The ruling matters because it forces judges to confront two consequential questions simultaneously: how far does prosecutorial power reach after a jury has rendered a verdict, and whether political considerations are influencing decisions about long-running, high-profile prosecutions. The answers could reshape both the Jan. 6 accountability picture and broader limits on post-conviction dismissals.

  • Immediate legal effect: The cases go back to district courts, which must weigh Raskin’s arguments alongside the government’s motions.
  • Procedural precedent: Courts may set standards for what constitutes a permissible post-conviction use of prosecutorial discretion.
  • Political stakes: The dispute highlights tensions between presidential pardons, Justice Department priorities and congressional scrutiny of Jan. 6 prosecutions.
  • Timeline impact: Remand and additional briefing will lengthen litigation, delaying final resolution of the convictions.

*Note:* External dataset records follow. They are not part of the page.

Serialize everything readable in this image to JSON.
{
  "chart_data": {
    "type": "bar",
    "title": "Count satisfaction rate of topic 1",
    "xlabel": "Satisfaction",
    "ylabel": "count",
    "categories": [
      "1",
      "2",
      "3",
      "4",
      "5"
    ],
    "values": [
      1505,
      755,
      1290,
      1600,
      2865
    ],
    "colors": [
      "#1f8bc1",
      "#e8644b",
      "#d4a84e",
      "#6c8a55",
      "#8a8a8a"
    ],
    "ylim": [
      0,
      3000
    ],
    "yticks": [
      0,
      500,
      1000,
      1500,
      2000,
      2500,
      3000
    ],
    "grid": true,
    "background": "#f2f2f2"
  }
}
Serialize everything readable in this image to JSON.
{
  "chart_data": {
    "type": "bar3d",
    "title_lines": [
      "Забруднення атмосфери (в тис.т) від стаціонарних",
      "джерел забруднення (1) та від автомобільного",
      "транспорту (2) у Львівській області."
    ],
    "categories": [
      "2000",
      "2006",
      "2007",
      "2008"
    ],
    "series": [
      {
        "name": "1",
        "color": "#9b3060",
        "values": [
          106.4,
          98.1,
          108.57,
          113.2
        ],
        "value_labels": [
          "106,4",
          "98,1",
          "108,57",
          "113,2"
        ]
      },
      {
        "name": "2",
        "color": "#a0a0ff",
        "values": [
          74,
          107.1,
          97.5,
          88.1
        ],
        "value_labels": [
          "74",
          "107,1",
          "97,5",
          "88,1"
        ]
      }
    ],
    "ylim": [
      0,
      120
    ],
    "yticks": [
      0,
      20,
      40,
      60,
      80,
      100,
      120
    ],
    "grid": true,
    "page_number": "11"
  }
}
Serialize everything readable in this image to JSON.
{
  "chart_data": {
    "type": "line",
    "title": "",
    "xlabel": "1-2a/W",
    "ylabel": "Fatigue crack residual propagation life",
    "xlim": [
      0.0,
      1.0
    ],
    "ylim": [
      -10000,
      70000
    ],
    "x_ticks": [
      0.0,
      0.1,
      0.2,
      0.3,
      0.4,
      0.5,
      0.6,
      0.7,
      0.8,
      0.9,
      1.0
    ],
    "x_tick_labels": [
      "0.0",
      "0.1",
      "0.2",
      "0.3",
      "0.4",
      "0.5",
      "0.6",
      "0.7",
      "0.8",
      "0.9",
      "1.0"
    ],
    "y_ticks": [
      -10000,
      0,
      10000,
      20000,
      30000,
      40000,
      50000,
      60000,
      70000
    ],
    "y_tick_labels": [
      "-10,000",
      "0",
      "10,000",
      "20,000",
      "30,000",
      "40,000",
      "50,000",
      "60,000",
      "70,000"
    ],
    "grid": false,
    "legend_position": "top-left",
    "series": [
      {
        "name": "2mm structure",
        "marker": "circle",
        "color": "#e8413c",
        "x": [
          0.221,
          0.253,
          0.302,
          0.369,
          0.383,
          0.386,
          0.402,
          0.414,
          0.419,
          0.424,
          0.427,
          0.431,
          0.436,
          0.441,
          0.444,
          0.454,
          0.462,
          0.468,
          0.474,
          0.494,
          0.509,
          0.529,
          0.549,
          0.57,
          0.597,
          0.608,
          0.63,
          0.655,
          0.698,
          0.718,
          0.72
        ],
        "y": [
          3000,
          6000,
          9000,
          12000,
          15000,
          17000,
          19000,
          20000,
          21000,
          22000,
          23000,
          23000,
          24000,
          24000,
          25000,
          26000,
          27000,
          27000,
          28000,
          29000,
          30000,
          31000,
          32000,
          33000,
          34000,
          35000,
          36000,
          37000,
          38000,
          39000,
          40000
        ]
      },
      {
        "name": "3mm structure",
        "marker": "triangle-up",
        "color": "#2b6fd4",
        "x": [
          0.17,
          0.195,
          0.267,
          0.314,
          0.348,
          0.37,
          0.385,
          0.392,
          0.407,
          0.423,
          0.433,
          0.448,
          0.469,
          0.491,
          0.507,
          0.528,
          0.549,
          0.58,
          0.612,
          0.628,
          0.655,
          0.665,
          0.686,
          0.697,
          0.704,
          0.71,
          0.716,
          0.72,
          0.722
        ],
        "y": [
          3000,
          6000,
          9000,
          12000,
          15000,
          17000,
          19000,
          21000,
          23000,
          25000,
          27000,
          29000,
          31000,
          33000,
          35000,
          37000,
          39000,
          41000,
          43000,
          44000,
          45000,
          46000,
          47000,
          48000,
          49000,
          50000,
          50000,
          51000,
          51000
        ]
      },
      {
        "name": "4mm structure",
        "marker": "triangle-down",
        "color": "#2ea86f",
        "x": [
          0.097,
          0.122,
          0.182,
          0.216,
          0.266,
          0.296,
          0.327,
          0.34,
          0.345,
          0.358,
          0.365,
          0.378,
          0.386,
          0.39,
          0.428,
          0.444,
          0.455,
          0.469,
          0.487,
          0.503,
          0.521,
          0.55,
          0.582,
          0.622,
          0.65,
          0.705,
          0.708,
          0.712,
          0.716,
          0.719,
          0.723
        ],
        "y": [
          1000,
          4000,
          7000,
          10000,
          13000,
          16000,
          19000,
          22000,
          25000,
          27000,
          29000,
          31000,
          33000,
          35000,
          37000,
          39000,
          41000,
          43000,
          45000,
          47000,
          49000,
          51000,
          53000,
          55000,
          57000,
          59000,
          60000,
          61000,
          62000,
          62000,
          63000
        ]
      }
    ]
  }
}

The Department of Justice framed its request as consistent with established practice, submitting a filing signed by the U.S. Attorney for the District of Columbia. Raskin, in turn, insists the motions contain no admission of legal error, no intervening change in law, and no new evidence — only a bare claim of discretion that, in his view, courts should not accept without probing.

Legal analysts say the remand gives district judges a chance to articulate how and when post-conviction vacatur is appropriate. If the lower courts demand a rigorous showing from the government and the government cannot provide one, the motions could be denied. Conversely, if judges accept the DOJ’s rationale, the result could be vacated convictions without the kind of factual or legal reevaluation Raskin is urging.

The broader consequence is institutional: whatever the outcome, the episode will inform future disputes over when prosecutors may withdraw convictions, how courts should police those decisions, and how political considerations factor into Justice Department choices — especially in politically sensitive prosecutions arising from the events of Jan. 6.

For now, the next steps are procedural: district courts will take additional briefing and determine whether the government’s justifications suffice. That process is likely to prolong litigation and keep the interplay between the executive branch, the judiciary and Congress in the spotlight.